IDM: Welcome

With more and more applications of machine learning and data mining methods to real-world problems, the necessity of understanding why those methods lead to certain results has also become more and more obvious.

The reasons for this need to understand are diverse: users might need to understand because money is on the line — as investment or profit — or even lives, e.g. in healthcare or disaster preparedness. Or they might want to understand because computational methods can then act as hypothesis generators: observing the results of a pattern mining operation or a produced clustering triggers new insights and informs new research directions – the final step in the “knowledge
discovery” process [1].

There also legal frameworks that require interpretability and explainability of algorithmic decisions, e.g. the EU General Data Protection Regulation or the US Fair Credit Reporting Act.
In machine learning (ML), most of the focus has been on using symbolic representations of non-symbolic models to help with explainability: “Why does the model give certain predictions?”.

Data mining, specifically pattern mining and clustering, is already largely symbolic but lacks the label-provided supervision that can be leveraged in ML. As such, there are two questions one needs to answer to understand data mining results: 1) “How did the algorithm arrive at the result?”, and 2) “What does this result mean w.r.t. the underlying data?” I.e., instead of explaining a result, one needs to understand a process and/or interpret a result.

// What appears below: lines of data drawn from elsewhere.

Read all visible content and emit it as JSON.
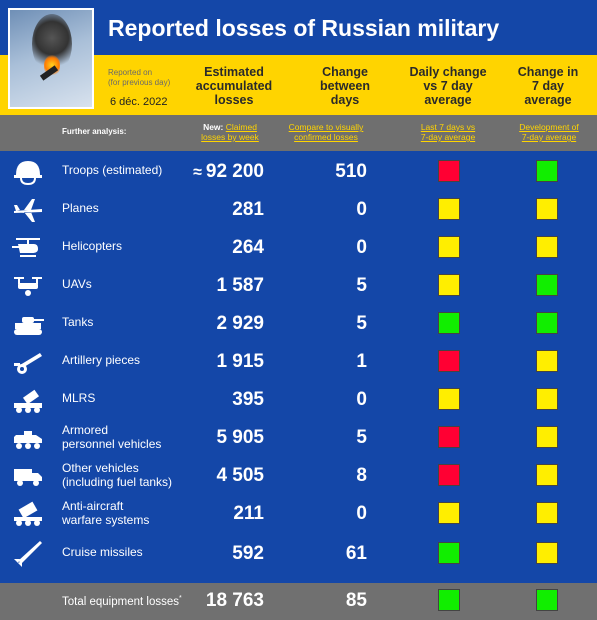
{
  "title": "Reported losses of Russian military",
  "reported_on": "Reported on",
  "reported_on_sub": "(for previous day)",
  "date": "6 déc. 2022",
  "columns": {
    "accumulated": [
      "Estimated",
      "accumulated",
      "losses"
    ],
    "change_days": [
      "Change",
      "between",
      "days"
    ],
    "daily_vs_avg": [
      "Daily change",
      "vs 7 day",
      "average"
    ],
    "change_avg": [
      "Change in",
      "7 day",
      "average"
    ]
  },
  "further": "Further analysis:",
  "links": {
    "new_label": "New:",
    "claimed": [
      "Claimed",
      "losses by week"
    ],
    "compare": [
      "Compare to visually",
      "confirmed losses"
    ],
    "last7": [
      "Last 7 days vs",
      "7-day average"
    ],
    "development": [
      "Development of",
      "7-day average"
    ]
  },
  "colors": {
    "red": "#ff0033",
    "yellow": "#ffee00",
    "green": "#11ee00"
  },
  "rows": [
    {
      "icon": "helmet-icon",
      "label": [
        "Troops (estimated)"
      ],
      "approx": "≈",
      "value": "92 200",
      "change": "510",
      "daily": "red",
      "trend": "green"
    },
    {
      "icon": "plane-icon",
      "label": [
        "Planes"
      ],
      "value": "281",
      "change": "0",
      "daily": "yellow",
      "trend": "yellow"
    },
    {
      "icon": "helicopter-icon",
      "label": [
        "Helicopters"
      ],
      "value": "264",
      "change": "0",
      "daily": "yellow",
      "trend": "yellow"
    },
    {
      "icon": "drone-icon",
      "label": [
        "UAVs"
      ],
      "value": "1 587",
      "change": "5",
      "daily": "yellow",
      "trend": "green"
    },
    {
      "icon": "tank-icon",
      "label": [
        "Tanks"
      ],
      "value": "2 929",
      "change": "5",
      "daily": "green",
      "trend": "green"
    },
    {
      "icon": "artillery-icon",
      "label": [
        "Artillery pieces"
      ],
      "value": "1 915",
      "change": "1",
      "daily": "red",
      "trend": "yellow"
    },
    {
      "icon": "mlrs-icon",
      "label": [
        "MLRS"
      ],
      "value": "395",
      "change": "0",
      "daily": "yellow",
      "trend": "yellow"
    },
    {
      "icon": "apc-icon",
      "label": [
        "Armored",
        "personnel vehicles"
      ],
      "value": "5 905",
      "change": "5",
      "daily": "red",
      "trend": "yellow"
    },
    {
      "icon": "truck-icon",
      "label": [
        "Other vehicles",
        "(including fuel tanks)"
      ],
      "value": "4 505",
      "change": "8",
      "daily": "red",
      "trend": "yellow"
    },
    {
      "icon": "anti-aircraft-icon",
      "label": [
        "Anti-aircraft",
        "warfare systems"
      ],
      "value": "211",
      "change": "0",
      "daily": "yellow",
      "trend": "yellow"
    },
    {
      "icon": "missile-icon",
      "label": [
        "Cruise missiles"
      ],
      "value": "592",
      "change": "61",
      "daily": "green",
      "trend": "yellow"
    }
  ],
  "total": {
    "label": "Total equipment losses",
    "mark": "*",
    "value": "18 763",
    "change": "85",
    "daily": "green",
    "trend": "green"
  }
}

The best way of answering these questions come from offering supervision in the form of involving the user by making data mining interactive. This involvement gives the user a better understanding of how successive mining steps build on each other, helping with interpreting the final result, explaining how the process arrived at it, and therefore building trust.

Venues for publishing work on understanding ML have been proliferated under the “explainable AI” (XAI) label whereas this remains an underexplored topic for data mining. After the end
of the “Interactive Data Exploration and Analytics” (IDEA) workshop series at KDD (2013–2017), opportunities for presenting on-going research have been rare. We therefore intend to bring the
topic back to ECML PKDD, host of the 2012 “Instant Interactive Data Mining” workshop, to take the temperature of the community on that topic, assemble work on progress on it, and in general bring interested researchers together for exchange and discussion.

References

[1] U. M. Fayyad, G. Piatetsky-Shapiro, and P. Smyth. From data mining to knowledge discovery in databases. AI Magazine, 17(3):37–54, 1996.